NOTE: If you are running funannotate predict outside of the funannotate conda environment on Perun (for example if you are running it within a distinct contained environment as part of a Snakemake workflow), it may complain that the funannotate database is not properly configured. It is actually already available and properly configured at /scratch4/db/funannotate, but your particular funannotate installation may not know about it. Do export FUNANNOTATE_DB=“/scratch4/db/funannotate” prior to your execution and it should work now.

To verify the versions of the databases:

funannotate database

If for some reason you need to re-install the databases from scratch, you can do so with:

funannotate setup -d <your_dir>

And if you do this on a shared system, you might receive this error:

urllib.error.HTTPError: HTTP Error 403: Forbidden

This is known issue with GO or possibly other database hosts who deny institutional proxies as “automated scarping”. The fix is to make the following modifications to appear to be accessing through a regular browser:

.conda/envs/funannotate/lib/python3.xx/site-packages/funannotate/setupDB.py

9 from urlib.request import urlopen, Request
...
75 req = Request(url, headers={"User-Agent": "Mozilla/5.0"})
76 u = urlopen(req)

Make sure not to use tabs for whitespace.
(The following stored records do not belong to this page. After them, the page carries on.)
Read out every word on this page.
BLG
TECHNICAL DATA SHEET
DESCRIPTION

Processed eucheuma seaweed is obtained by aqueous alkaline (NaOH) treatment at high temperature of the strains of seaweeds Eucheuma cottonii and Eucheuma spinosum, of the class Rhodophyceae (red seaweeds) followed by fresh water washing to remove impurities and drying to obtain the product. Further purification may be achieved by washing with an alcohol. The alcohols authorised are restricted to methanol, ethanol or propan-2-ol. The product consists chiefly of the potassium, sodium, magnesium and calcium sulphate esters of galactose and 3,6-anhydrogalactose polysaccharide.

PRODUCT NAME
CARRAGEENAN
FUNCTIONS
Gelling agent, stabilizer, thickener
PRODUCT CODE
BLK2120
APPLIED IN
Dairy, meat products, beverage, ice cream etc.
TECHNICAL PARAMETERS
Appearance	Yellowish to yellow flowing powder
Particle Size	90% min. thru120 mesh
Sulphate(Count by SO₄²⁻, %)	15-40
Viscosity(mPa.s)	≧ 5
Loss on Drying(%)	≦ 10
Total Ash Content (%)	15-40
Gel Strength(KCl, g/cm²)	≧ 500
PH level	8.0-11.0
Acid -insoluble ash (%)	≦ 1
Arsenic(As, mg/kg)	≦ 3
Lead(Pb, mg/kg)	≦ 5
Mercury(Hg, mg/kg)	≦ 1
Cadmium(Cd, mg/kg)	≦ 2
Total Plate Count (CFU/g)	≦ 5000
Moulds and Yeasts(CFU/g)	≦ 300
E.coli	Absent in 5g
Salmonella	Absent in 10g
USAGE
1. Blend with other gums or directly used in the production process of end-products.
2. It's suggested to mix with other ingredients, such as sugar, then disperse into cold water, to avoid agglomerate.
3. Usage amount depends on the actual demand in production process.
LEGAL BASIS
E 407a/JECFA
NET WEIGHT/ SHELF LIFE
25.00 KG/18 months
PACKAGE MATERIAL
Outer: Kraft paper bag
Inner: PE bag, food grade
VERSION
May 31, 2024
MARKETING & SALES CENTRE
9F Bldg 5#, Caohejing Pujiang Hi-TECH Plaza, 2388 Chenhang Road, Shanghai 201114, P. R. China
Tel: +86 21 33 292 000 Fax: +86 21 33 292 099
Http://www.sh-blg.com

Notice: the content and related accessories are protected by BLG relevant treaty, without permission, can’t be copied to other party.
Many of the required inputs do not have to be explicitly specified, since they have been generated in the previous funannotate train step and they are available in the funannotate_out directory.

Funannotate (according to log files) uses AUGUSTUS, CodingQuarry, GeneMark-ES, GlimmerHMM and SNAP as main gene model predictors. Note that this is more than used by Braker2, which mainly uses AUGUSTUS and GeneMark. This may be a reason why the Funannotate prediction pipeline seems to do better than Braker2 for Ergobibamus.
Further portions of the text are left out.